Me saluda y me dice: _ ¿Querés pasar a tomar un refresco? ¡Hace mucho calor!

_ Bueno_  le dije yo, y me mandé sin más adentro de la casa.

Era una casa chiquita, pero cómoda, llena de adornos y tapices con flores y pájaros. Me hizo pasar a la cocina, que estaba limpita y fresca, oscurecida por el calor, y me ofreció una naranjada.

Empezamos a conversar y le conté de todos mis líos en el colegio. Ella se rió mucho, con mis burlas a los profesores, que yo sabía caricaturizar tan bien que hacía matar de la risa a mis compañeros.

De repente se paró y se me puso atrás. Me dijo: _ ¿Te hacen falta unos masajes?_ y ahí no más me espetó:_ ¡Sos lindo, vo’!

Yo sentí que se me venía toda la sangre a la cara y se me erizaban todos los pelos de la nuca. Además sentí en mi cuerpo la erección instantánea. Ella también se dio cuenta.

Como yo no sabía qué hacer, me paré a mi vez y me di vuelta. Abrazarla me resultó lo más natural del mundo. Yo era apenas un poquito más alto que ella, y aunque era flaquito, todos decían que tenía mucha “percha”, mucha espalda, porque hacía toda clase de deportes.

Mis músculos se tensaron para apretarla contra mi pecho, y encontré su boca carnosa, roja y redondita, con su aliento dulce y fresco.

Ahí nomás, ¡mamita!, nos prendimos en un beso que me dejó sin aire.

Empezamos a forcejear sobre la mesa, sobre las sillas, contra la pared, a los manotones, sacándonos la ropa, hasta que ella me dijo: _ ¡Acá vamos a estar más cómodos!_ y me llevó a su dormitorio.

¡Ay! ¡¡¡ El cuerpo de la Rumana!!! ¡Sus pechos! ¡Sus piernas! ¡Su vientre, toda su piel morena, recubierta por un vello dorado, y los lunares en los lugares más insólitos, que besé una y otra vez!

Ella era insaciable, y yo tenía todo el esplendor de mis catorce años. Hicimos el amor hasta agotarnos: uno arriba y el otro abajo, o al revés, o sentados, o en la cama, o en el piso, hasta quedarnos exhaustos y satisfechos como dos tigres ahítos de gacelas.

Ella era el Paraíso de Mahoma en mi barrio, a pocas cuadras de mi casa.
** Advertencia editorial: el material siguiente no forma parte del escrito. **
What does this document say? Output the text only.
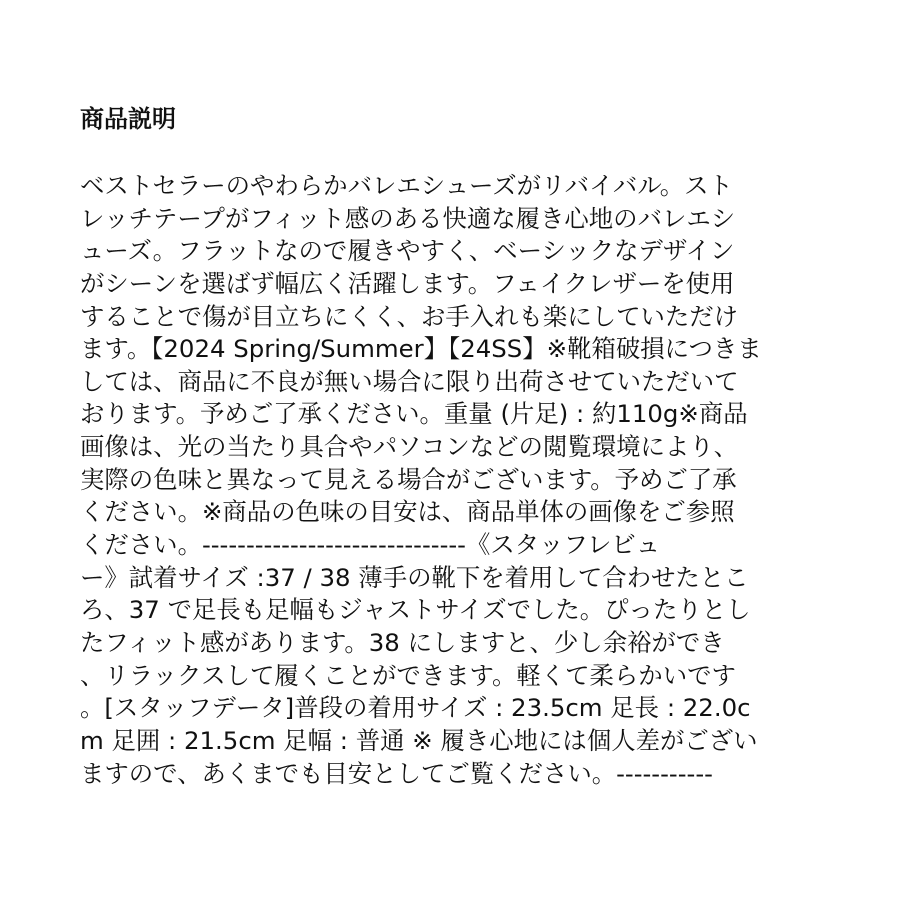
商品説明
ベストセラーのやわらかバレエシューズがリバイバル。スト
レッチテープがフィット感のある快適な履き心地のバレエシ
ューズ。フラットなので履きやすく、ベーシックなデザイン
がシーンを選ばず幅広く活躍します。フェイクレザーを使用
することで傷が目立ちにくく、お手入れも楽にしていただけ
ます。【2024 Spring/Summer】【24SS】※靴箱破損につきま
しては、商品に不良が無い場合に限り出荷させていただいて
おります。予めご了承ください。重量 (片足) : 約110g※商品
画像は、光の当たり具合やパソコンなどの閲覧環境により、
実際の色味と異なって見える場合がございます。予めご了承
ください。※商品の色味の目安は、商品単体の画像をご参照
ください。------------------------------《スタッフレビュ
ー》試着サイズ :37 / 38 薄手の靴下を着用して合わせたとこ
ろ、37 で足長も足幅もジャストサイズでした。ぴったりとし
たフィット感があります。38 にしますと、少し余裕ができ
、リラックスして履くことができます。軽くて柔らかいです
。[スタッフデータ]普段の着用サイズ : 23.5cm 足長 : 22.0c
m 足囲 : 21.5cm 足幅 : 普通 ※ 履き心地には個人差がござい
ますので、あくまでも目安としてご覧ください。-----------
Yo sí sé lo que vi en ella, pero nunca sabré lo que ella vio en mí, ni me importa.

Quizás vio en mí al hombre que yo podría llegar a ser algún día…
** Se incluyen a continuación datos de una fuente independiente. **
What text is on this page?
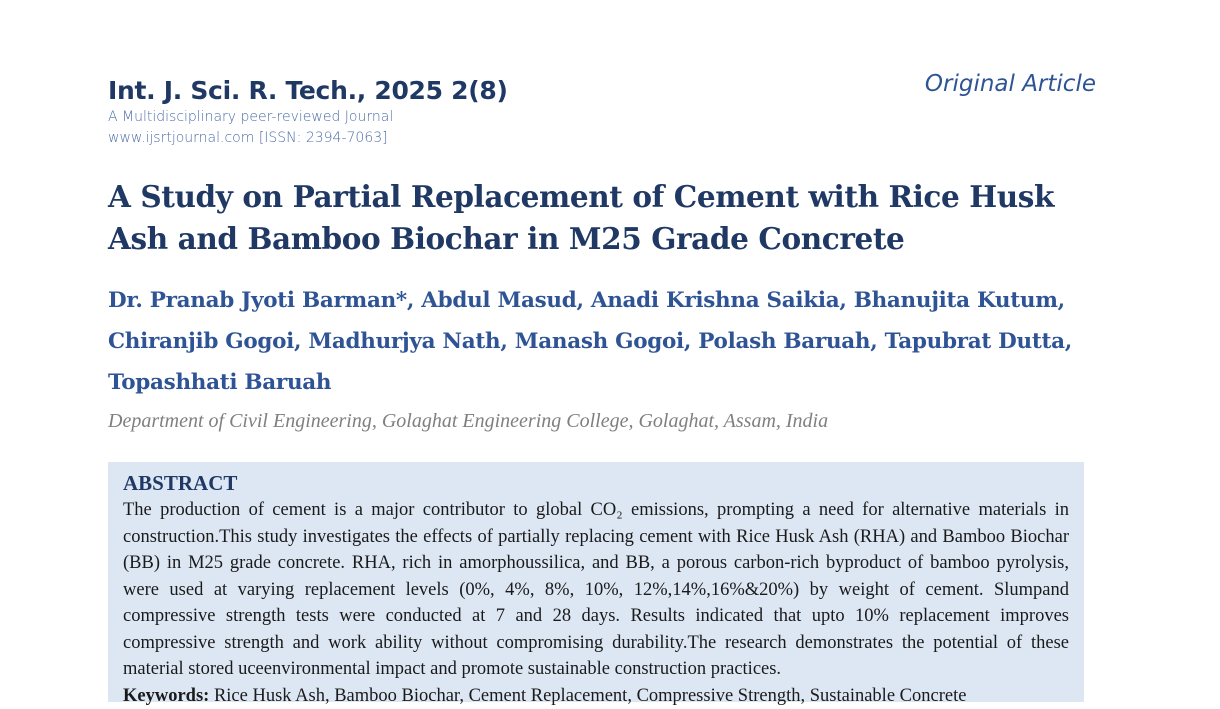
Int. J. Sci. R. Tech., 2025 2(8)
A Multidisciplinary peer-reviewed Journal
www.ijsrtjournal.com [ISSN: 2394-7063]
Original Article
A Study on Partial Replacement of Cement with Rice Husk Ash and Bamboo Biochar in M25 Grade Concrete
Dr. Pranab Jyoti Barman*, Abdul Masud, Anadi Krishna Saikia, Bhanujita Kutum, Chiranjib Gogoi, Madhurjya Nath, Manash Gogoi, Polash Baruah, Tapubrat Dutta, Topashhati Baruah
Department of Civil Engineering, Golaghat Engineering College, Golaghat, Assam, India
ABSTRACT

The production of cement is a major contributor to global CO₂ emissions, prompting a need for alternative materials in construction.This study investigates the effects of partially replacing cement with Rice Husk Ash (RHA) and Bamboo Biochar (BB) in M25 grade concrete. RHA, rich in amorphoussilica, and BB, a porous carbon-rich byproduct of bamboo pyrolysis, were used at varying replacement levels (0%, 4%, 8%, 10%, 12%,14%,16%&20%) by weight of cement. Slumpand compressive strength tests were conducted at 7 and 28 days. Results indicated that upto 10% replacement improves compressive strength and work ability without compromising durability.The research demonstrates the potential of these material stored uceenvironmental impact and promote sustainable construction practices.

Keywords: Rice Husk Ash, Bamboo Biochar, Cement Replacement, Compressive Strength, Sustainable Concrete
Tuve que mentir al llegar a mi casa, diciendo que había tenido una reunión con mis compañeros, y nadie se preocupó por nada. (De allí en más, tendría muchísimas reuniones). Así que, al día siguiente, otra vez pasé por la casa de la Rumana.

Quizás no podíamos vernos todos los días, pero nos las ingeniábamos para estar juntos lo más posible. Yo le llevaba flores y le cantaba las canciones que componía para ella, con mi guitarra. Por lo que pude averiguar, el marido era un bruto que solo se preocupaba por su trabajo, y no podían tener hijos.

Para mí, fue como alcanzar la luna y las estrellas, tocando el cielo con la mano.

Estuve quince años con la Rumana. Ella me vio crecer, me alentó a estudiar, a salir con chicas de mi edad, pero en ninguna pude encontrar todo lo que tuve en esa casita de barrio. Fue algo mágico e irrepetible, un sueño hecho realidad. La “Mujer” ideal que solo nos atrevemos a vislumbrar en nuestras fantasías más profundas.

Yo me casé, me separé, me volví a casar, me volví a separar.

Seguimos siendo amigos, con la Rumana, aunque ella está en Misiones y yo sigo en Buenos Aires.

Cuando la voy a ver, no veo a la anciana de pelo blanco plateado y piel arrugada. Miro sus ojos azules y encuentro otra vez a esa mujer espléndida que me envuelve en sus brazos para siempre jamás…

 

 

Nota: Aunque Ud. no lo quiera creer, esta historia es verdadera. Solamente se han falseado algunos datos, para no perjudicar a sus verdaderos protagonistas.